Vimos las láminas del libro. Eco se ocupa de la fealdad extrema, que tiene arquetipos tan influyentes como la Condesa de Tyrol, que Hans Liefrinck creó en el siglo XVI y que ha tenido versiones tan notables como Caralimpia Mondongo, de José Guadalupe Posada, y La peor señora del mundo, de Rafael Barajas El Fisgón. Para seducir a esa fea entre las feas se requeriría de un rostro estropeado a la perfección: "Nuestra fealdad es mediocre", suspiró Josefo.
Alguien dijo que la atrocidad absoluta es tan llamativa que puede ser considerada como una belleza a la inversa. "El Hombre Elefante tenía más pegue que nosotros", comentó Chacho.
Pude intervenir porque estoy escribiendo un prólogo para tres obras de teatro de Édgar Chías y en una de ellas hace una sugerente acotación. Señala que, de preferencia, la actriz debe ser atractiva "con todo lo relativa que pueda parecer esta suposición" y el actor no debe ser guapo ("esto es más que claro, no hay interpretaciones ni relatividades para la fealdad"). En otras palabras: es mucho más sencillo distinguir la fealdad que la belleza.
"El problema es la fealdad normal", continuó Josefo: "Es fácil reconocernos como feos pero eso no nos distingue en lo más mínimo".

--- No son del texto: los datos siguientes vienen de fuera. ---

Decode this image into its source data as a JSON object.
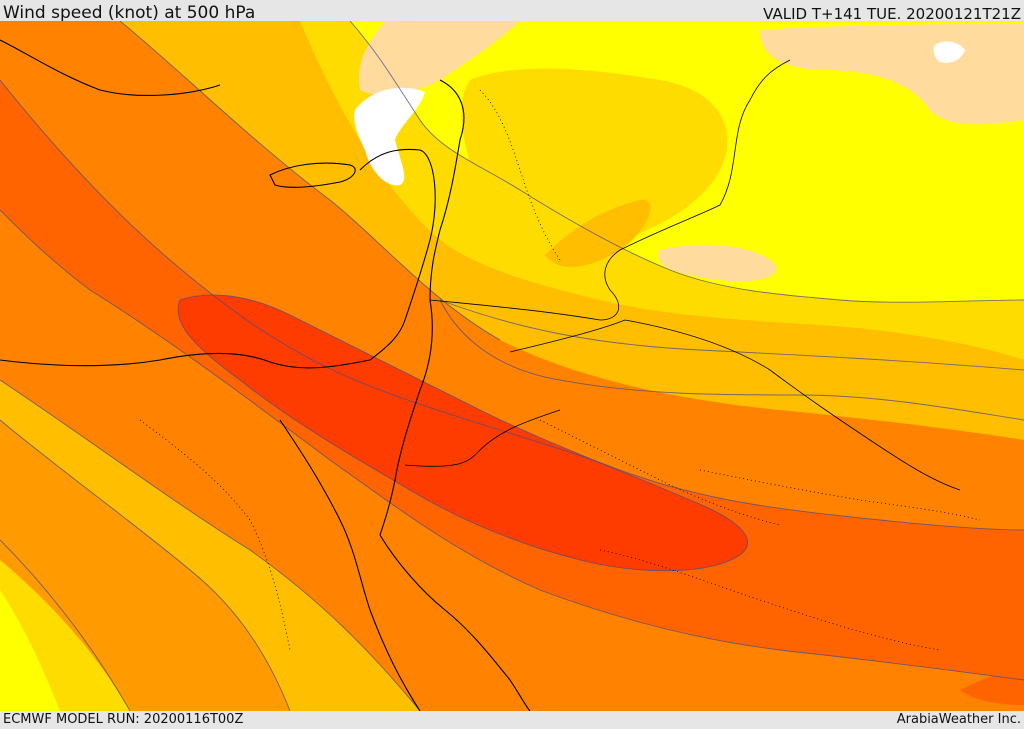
{
  "header": {
    "title": "Wind speed (knot) at 500 hPa",
    "valid": "VALID T+141 TUE. 20200121T21Z"
  },
  "footer": {
    "model_run": "ECMWF MODEL RUN: 20200116T00Z",
    "credit": "ArabiaWeather Inc."
  },
  "map": {
    "variable": "wind speed at 500 hPa",
    "units": "knot",
    "colors": {
      "calm": "#ffffff",
      "band1": "#ffdb9e",
      "band2": "#ffff00",
      "band3": "#ffdc00",
      "band4": "#ffbe00",
      "band5": "#ff9b00",
      "band6": "#ff8200",
      "band7": "#ff6400",
      "band8": "#ff3c00",
      "coastline": "#000000",
      "contour": "#4a4a8a"
    }
  }
}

"¡Más respeto!", protestó Melesio, mostrando una verruga que no se ha querido operar por miedo y de pronto le parecía un timbre de distinción.
Chacho incursionó en una teoría racial que nos dejó desconcertados y que me apresuro a consignar: "El indio feo puede ser horrendo, igual que el español feo; nosotros somos una mezcla ni fu ni fa; el mexicano se quedó en la media tabla de la estética; no está ni mal ni bien; si la mediocridad pudiera ser intensa, seríamos emocionantes". Esta tesis reflejaba la asentada creencia de que al mexicano le falta algo y que incluso se queda corto en los defectos. El náhuatl atroz puede ser Mictlantecuhtli, y el español atroz, Belcebú. En cambio, los mestizos somos gordos o calvos sin distinguirnos demasiado de un casting para El Chavo del 8.

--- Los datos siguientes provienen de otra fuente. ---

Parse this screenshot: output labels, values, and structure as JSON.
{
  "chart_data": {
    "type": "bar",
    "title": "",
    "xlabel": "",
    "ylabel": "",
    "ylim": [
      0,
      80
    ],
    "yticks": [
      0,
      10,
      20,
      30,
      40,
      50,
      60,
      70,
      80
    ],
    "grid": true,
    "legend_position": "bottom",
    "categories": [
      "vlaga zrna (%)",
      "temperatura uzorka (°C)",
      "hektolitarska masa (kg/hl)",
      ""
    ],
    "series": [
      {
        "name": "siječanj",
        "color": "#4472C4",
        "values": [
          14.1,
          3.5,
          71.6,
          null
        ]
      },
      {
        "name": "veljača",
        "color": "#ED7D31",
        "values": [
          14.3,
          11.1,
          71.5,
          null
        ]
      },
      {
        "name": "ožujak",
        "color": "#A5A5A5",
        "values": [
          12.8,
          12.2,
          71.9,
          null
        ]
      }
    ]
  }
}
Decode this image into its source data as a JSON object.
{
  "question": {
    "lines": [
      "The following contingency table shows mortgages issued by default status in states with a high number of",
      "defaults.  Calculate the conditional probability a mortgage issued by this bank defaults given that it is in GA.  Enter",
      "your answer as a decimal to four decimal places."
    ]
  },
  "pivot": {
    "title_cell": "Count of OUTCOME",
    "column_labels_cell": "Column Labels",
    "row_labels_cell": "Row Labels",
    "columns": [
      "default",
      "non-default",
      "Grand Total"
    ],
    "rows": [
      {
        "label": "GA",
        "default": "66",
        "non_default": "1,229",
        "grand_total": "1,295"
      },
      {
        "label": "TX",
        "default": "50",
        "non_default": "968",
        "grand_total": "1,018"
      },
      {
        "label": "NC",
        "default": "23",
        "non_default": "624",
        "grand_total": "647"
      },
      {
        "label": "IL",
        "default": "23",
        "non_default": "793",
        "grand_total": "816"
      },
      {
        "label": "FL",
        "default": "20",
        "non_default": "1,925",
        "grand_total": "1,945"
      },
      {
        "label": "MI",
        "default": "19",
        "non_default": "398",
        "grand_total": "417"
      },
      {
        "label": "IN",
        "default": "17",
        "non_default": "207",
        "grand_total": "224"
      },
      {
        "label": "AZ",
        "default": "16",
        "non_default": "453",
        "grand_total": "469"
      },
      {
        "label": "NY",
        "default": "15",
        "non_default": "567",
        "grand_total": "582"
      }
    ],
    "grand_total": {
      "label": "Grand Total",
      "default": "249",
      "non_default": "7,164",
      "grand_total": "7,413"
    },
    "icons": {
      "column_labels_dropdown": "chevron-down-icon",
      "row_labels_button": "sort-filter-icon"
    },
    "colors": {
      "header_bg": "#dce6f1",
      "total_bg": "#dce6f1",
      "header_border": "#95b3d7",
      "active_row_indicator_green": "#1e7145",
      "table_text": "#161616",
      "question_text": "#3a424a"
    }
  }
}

Se hizo un silencio en el que nos condolimos de nuestra limitada fealdad. Entonces Toño Rodríguez dijo en tono inspirado: "Burocráticamente somos horrendos". Le preguntamos a qué se refería. "En este país la realidad sólo existe si pasa por un trámite. Si no tienes acta de nacimiento, no naciste. No necesitas saber manejar ni tener ojos para ponerte al volante: necesitas tener licencia. Si hubiera certificados de fealdad, seríamos horribles".
"¿Podríamos ser más feos por decreto?", se interesó Josefo. "¡Claro! A nadie se le ocurre que alguien de 35 años sea joven, pero aquí te dan una beca de jóvenes creadores. Habría que expedir certificados de fealdad. Los trámites mexicanos son infinitos, pero lo interesante es que se pueden realizar aunque no califiques para ellos".
"Nuestro último remedio es la burocracia", dijo Josefo. "¡Típicos mexicanos!", opinó Chacho, que seguía pensando en el ser nacional.
"No tiene caso ser feos del montón", Melesio señaló una reproducción en el libro de Eco, un anciano flamenco de palidez cerúlea, singularizado por bubones. "Si eres institucionalmente feo, eres como cualquiera".
En ese momento una hermosa mujer entró a la cafetería. La belleza es subjetiva pero nuestra admiración creó un consenso irrefutable. Iba del brazo de un hombre normal, burocráticamente feo.
"¡Viva México!", gritó Chacho, con el entusiasmo de quien descifra una parábola de la identidad nacional.